Esta sua pergunta é muito pertinente. O plural dos substantivos compostos não é um assunto consensual, havendo a necessidade de uma sistematização clara.
A adopção por parte de dicionários do plural dos dois componentes da palavra residirá talvez no facto de esse segundo elemento ("cama") não ser sentido como tipo ou finalidade do sofá, mas como elemento intrínseco: trata-se de um sofá que é simultaneamente cama. Cama não designaria apenas a função ou o tipo. Não é só um sofá que desempenha a função de cama, que é do tipo de uma cama, mas, sim, um sofá que é realmente uma cama, que se transforma fisicamente numa cama (não está só a fazer as vezes dela). Assim sendo, o termo teria a flexão normal dos compostos formados por dois substantivos que designam a dupla essência do novo ser, objecto, etc., indo para o plural ambos os elementos de composição.

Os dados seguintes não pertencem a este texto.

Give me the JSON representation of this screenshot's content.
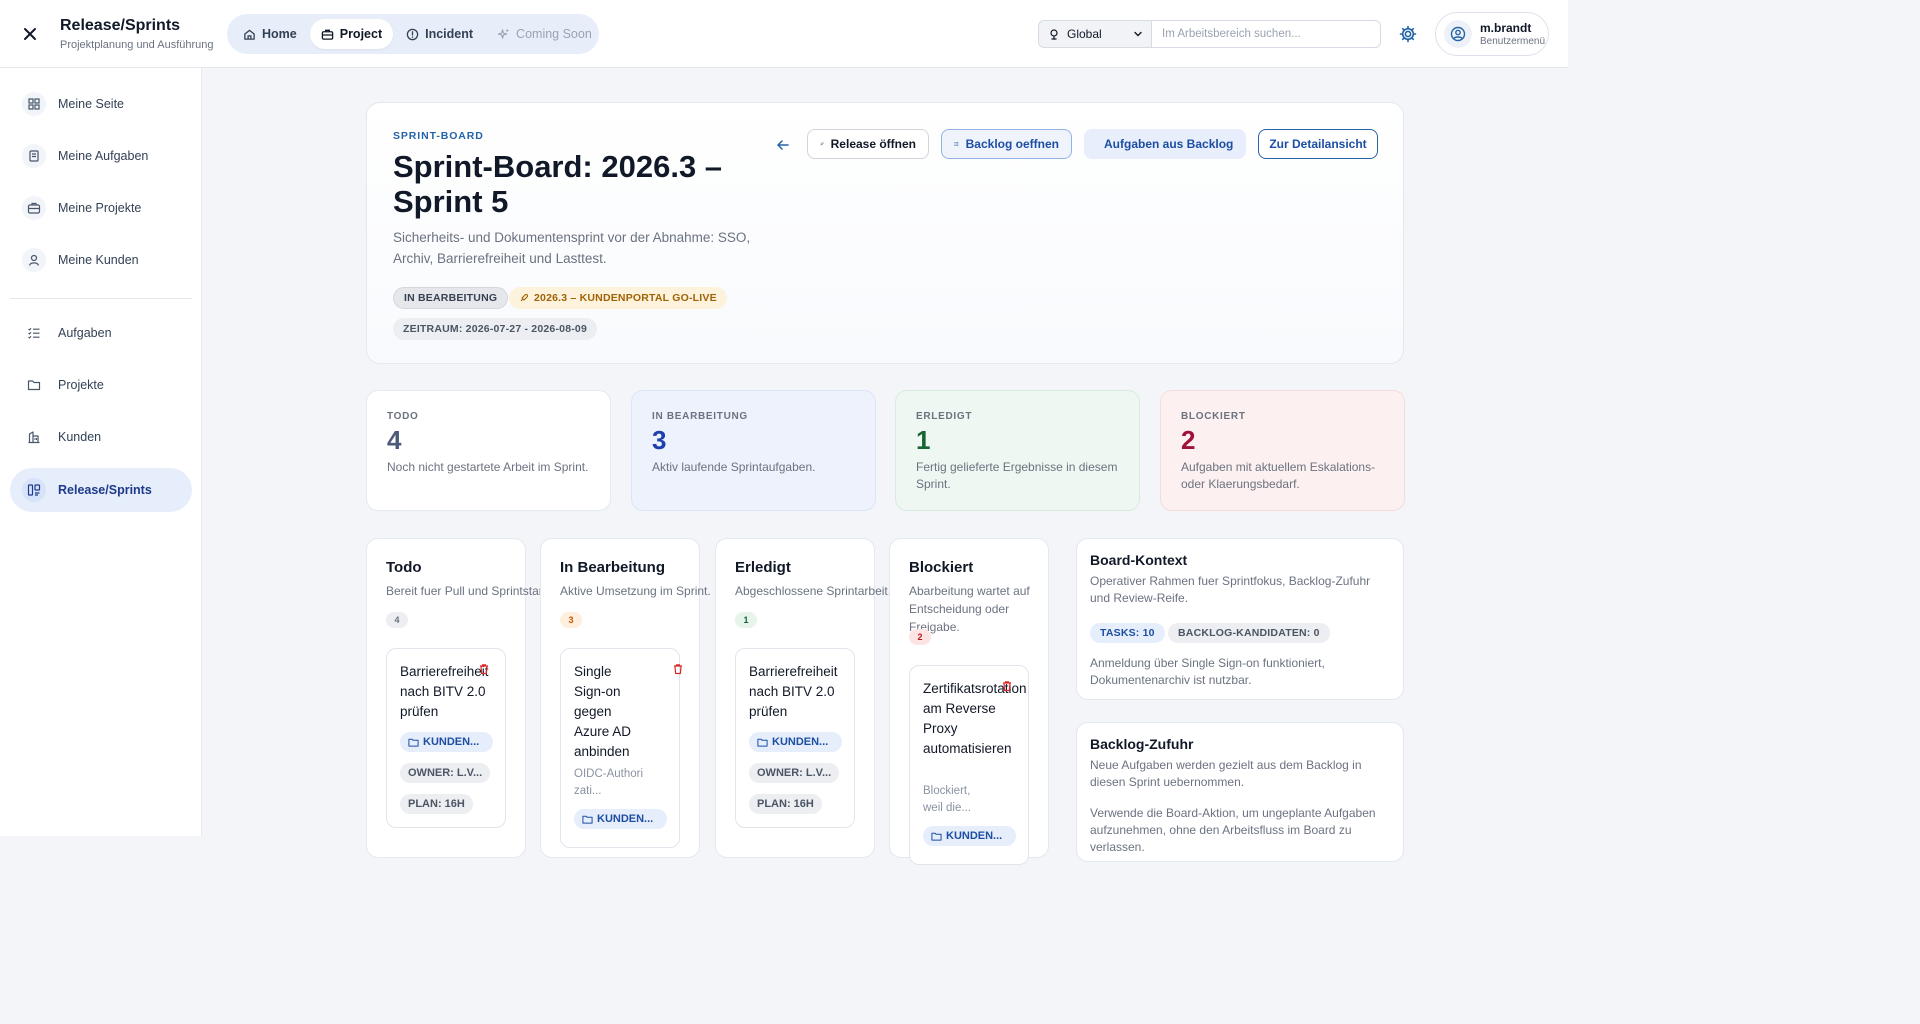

Estou a tentar explicar aquilo que considero inexplicável. Efectivamente, caro consulente, diz muito bem: de acordo com as normas gramaticais, nas palavras compostas por dois substantivos, na formação do plural, o segundo elemento permanece invariável, quando se trata de termo que designa a função, o tipo, a finalidade, elemento que funciona como aposto do outro, esclarecendo de que tipo é, que é uma espécie de, que serve para ou de, que desempenha a função de, que tem a forma de.
Assim, rigorosamente, o plural de "sofá-cama" como o apresentou não segue a norma. Se algum dos dicionários actuais quer fazer o registo do que se diz, é da sua responsabilidade. Não é por um grupo de pessoas ou até, eventualmente, um grande número utilizar uma expressão incorrecta que ela passa a correcta. Claro que é mais fácil pôr tudo no plural, sem se estar a pensar sobre o termo, mas esse desleixo não deve ser seguido pelos que têm responsabilidades a nível do ensino e divulgação da língua.
Os dicionários, que eu saiba, não são a bíblia do léxico nem, muito menos, da gramática da língua.
Aliás, nos dicionários nem sequer, por vezes, se vislumbra o critério seguido. Veja-se, por exemplo, o Dicionário da Língua Portuguesa Contemporânea, da Academia das Ciências de Lisboa (Abril 2001), que apresenta correctamente os plurais carruagens-cama, cartões-pedra, escolas-piloto, filhos-família, mas já apresenta as duas hipóteses de plural em navios-escola/navios-escolas, navios-tanque/navios-tanques, peixes-aranha/peixes-aranhas, peixes-espada/peixes-espadas, e, nas palavras seguintes, só regista este plural: carruagens-bares, carruagens-restaurantes, pombos-correios! São apenas alguns exemplos de palavras que, no plural, segundo a norma linguística, não devem flexionar o segundo elemento.